A new discovery has been made in the fatal "Rust" shooting involving Alec Baldwin.
According to ABC News, which obtained a copy of the FBI's forensic report, the gun used on the New Mexico movie set could not have been fired without the trigger being pulled.
The FBI conducted an accidental discharge test and determined the gun used in the fatal shooting of cinematographer Halyna Hutchins "could not be made to fire without a pull of the trigger," the report stated, according to the outlet.
The test showed that when the 45 Colt caliber F.lli Pietta single-action revolver's hammer was in the quarter and half-cock positions, the gun would not fire without the trigger being pulled.
When the hammer was in the fully cocked position, the gun "could not be made to fire without a pull of the trigger while the working internal components were intact and functional," according to the outlet.
In December, Baldwin, who was in possession of the firearm on set, told ABC News that he did not fire the weapon. "The trigger wasn't pulled," Baldwin said. "I didn't pull the trigger."
Nearly 10 months since the fatal "Rust" shooting, which resulted in Hutchins' death, the Santa Fe Sheriff's Office has received the full forensic report from the FBI.
According to a press release, the Santa Fe Sheriffs' detectives received the FBI's completed forensic reports on Aug. 2. They were then forwarded to the New Mexico Office of the Medical Investigator (OMI) "for review."
"The OMI had advised the Sheriff's Office that they required these forensic reports to finalize their investigation," the release reads. The sheriff's office received the "official OMI reports" on Wednesday.
Per the release, detectives with the homicide and computer crimes unit at the Suffolk County Police Department in New York are still actively assisting the Santa Fe Sheriffs' office in obtaining and processing Alec Baldwin’s phone records.

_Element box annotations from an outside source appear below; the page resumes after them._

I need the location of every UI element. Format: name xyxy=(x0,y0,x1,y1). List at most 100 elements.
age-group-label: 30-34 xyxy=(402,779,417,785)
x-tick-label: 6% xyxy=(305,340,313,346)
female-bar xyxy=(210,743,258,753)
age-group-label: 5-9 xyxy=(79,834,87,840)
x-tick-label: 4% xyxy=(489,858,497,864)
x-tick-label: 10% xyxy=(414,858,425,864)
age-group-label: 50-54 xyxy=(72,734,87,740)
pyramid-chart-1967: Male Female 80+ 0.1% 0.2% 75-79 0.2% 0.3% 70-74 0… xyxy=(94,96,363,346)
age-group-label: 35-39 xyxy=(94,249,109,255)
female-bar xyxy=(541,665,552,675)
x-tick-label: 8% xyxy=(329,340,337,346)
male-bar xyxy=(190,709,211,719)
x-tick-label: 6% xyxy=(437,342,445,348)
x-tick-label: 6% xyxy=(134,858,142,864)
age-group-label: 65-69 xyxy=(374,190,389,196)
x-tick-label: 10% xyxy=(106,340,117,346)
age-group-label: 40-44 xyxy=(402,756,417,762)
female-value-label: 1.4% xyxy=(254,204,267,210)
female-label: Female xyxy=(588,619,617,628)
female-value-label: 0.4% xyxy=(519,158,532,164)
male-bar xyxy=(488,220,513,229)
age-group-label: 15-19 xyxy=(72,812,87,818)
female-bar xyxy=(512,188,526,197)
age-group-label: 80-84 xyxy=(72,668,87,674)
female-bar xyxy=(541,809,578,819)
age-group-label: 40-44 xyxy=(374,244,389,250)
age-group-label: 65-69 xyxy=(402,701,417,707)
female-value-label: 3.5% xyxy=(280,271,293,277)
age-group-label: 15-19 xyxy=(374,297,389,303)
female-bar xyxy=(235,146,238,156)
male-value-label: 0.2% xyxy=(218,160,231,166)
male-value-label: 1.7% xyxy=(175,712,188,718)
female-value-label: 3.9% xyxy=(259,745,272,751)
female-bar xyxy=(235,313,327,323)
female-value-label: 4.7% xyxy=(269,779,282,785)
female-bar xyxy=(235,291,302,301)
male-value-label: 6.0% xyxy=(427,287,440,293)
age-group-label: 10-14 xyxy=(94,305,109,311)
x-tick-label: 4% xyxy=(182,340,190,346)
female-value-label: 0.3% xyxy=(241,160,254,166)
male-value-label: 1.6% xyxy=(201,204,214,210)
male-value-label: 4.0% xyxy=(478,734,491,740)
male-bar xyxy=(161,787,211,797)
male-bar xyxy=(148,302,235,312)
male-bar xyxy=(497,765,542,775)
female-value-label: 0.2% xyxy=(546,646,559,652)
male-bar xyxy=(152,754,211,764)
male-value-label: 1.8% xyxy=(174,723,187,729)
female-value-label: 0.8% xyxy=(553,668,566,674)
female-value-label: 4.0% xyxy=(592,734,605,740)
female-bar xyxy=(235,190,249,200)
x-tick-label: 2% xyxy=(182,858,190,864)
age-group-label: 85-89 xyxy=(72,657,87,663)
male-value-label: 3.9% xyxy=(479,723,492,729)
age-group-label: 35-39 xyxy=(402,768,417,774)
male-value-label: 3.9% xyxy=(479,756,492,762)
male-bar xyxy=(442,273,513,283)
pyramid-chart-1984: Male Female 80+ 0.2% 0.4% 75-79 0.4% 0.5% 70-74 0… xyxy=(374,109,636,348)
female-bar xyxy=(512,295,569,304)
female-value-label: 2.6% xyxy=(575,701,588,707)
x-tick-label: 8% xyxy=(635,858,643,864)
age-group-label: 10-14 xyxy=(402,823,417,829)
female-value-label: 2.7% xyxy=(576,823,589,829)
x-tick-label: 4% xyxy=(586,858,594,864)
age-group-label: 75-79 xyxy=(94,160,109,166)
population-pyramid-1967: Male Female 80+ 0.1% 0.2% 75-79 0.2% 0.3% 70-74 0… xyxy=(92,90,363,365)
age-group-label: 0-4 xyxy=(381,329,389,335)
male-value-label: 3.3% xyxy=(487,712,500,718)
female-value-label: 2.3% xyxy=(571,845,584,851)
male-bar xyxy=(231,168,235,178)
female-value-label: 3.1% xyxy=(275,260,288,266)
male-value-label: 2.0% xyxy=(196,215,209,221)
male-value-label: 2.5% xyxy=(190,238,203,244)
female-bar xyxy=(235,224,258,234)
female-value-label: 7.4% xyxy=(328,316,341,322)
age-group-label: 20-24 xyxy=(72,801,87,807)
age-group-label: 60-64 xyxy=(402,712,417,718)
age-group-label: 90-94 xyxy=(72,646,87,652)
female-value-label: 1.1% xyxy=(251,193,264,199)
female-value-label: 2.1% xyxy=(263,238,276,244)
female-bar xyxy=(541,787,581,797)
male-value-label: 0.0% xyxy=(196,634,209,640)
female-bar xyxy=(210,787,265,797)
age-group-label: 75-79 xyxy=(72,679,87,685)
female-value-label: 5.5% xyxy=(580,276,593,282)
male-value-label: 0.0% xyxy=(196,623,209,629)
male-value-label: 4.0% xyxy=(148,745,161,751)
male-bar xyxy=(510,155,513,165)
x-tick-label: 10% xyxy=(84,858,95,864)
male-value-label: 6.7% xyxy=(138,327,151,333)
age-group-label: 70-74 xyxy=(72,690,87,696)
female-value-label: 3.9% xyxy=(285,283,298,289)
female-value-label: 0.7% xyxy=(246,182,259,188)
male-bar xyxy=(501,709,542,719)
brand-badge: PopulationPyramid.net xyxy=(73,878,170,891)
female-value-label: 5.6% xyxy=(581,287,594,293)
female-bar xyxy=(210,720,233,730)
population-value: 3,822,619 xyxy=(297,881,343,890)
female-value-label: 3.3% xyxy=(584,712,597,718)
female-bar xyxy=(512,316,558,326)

"The District Attorney’s office has been working with Suffolk County PD, and Baldwin’s lawyer to acquire the phone records," Santa Fe County Sheriff Adan Mendoza said. "Once Suffolk County PD completes its agency assist and sends those records to New Mexico law enforcement, our detectives will need to then thoroughly review those phone records for evidentiary purposes."
Once the phone records are obtained, as well as the official OMI and forensic reports are reviewed, the Santa Fe Sheriff's investigative case will be sent to the district attorney for review and ultimately final charging decisions.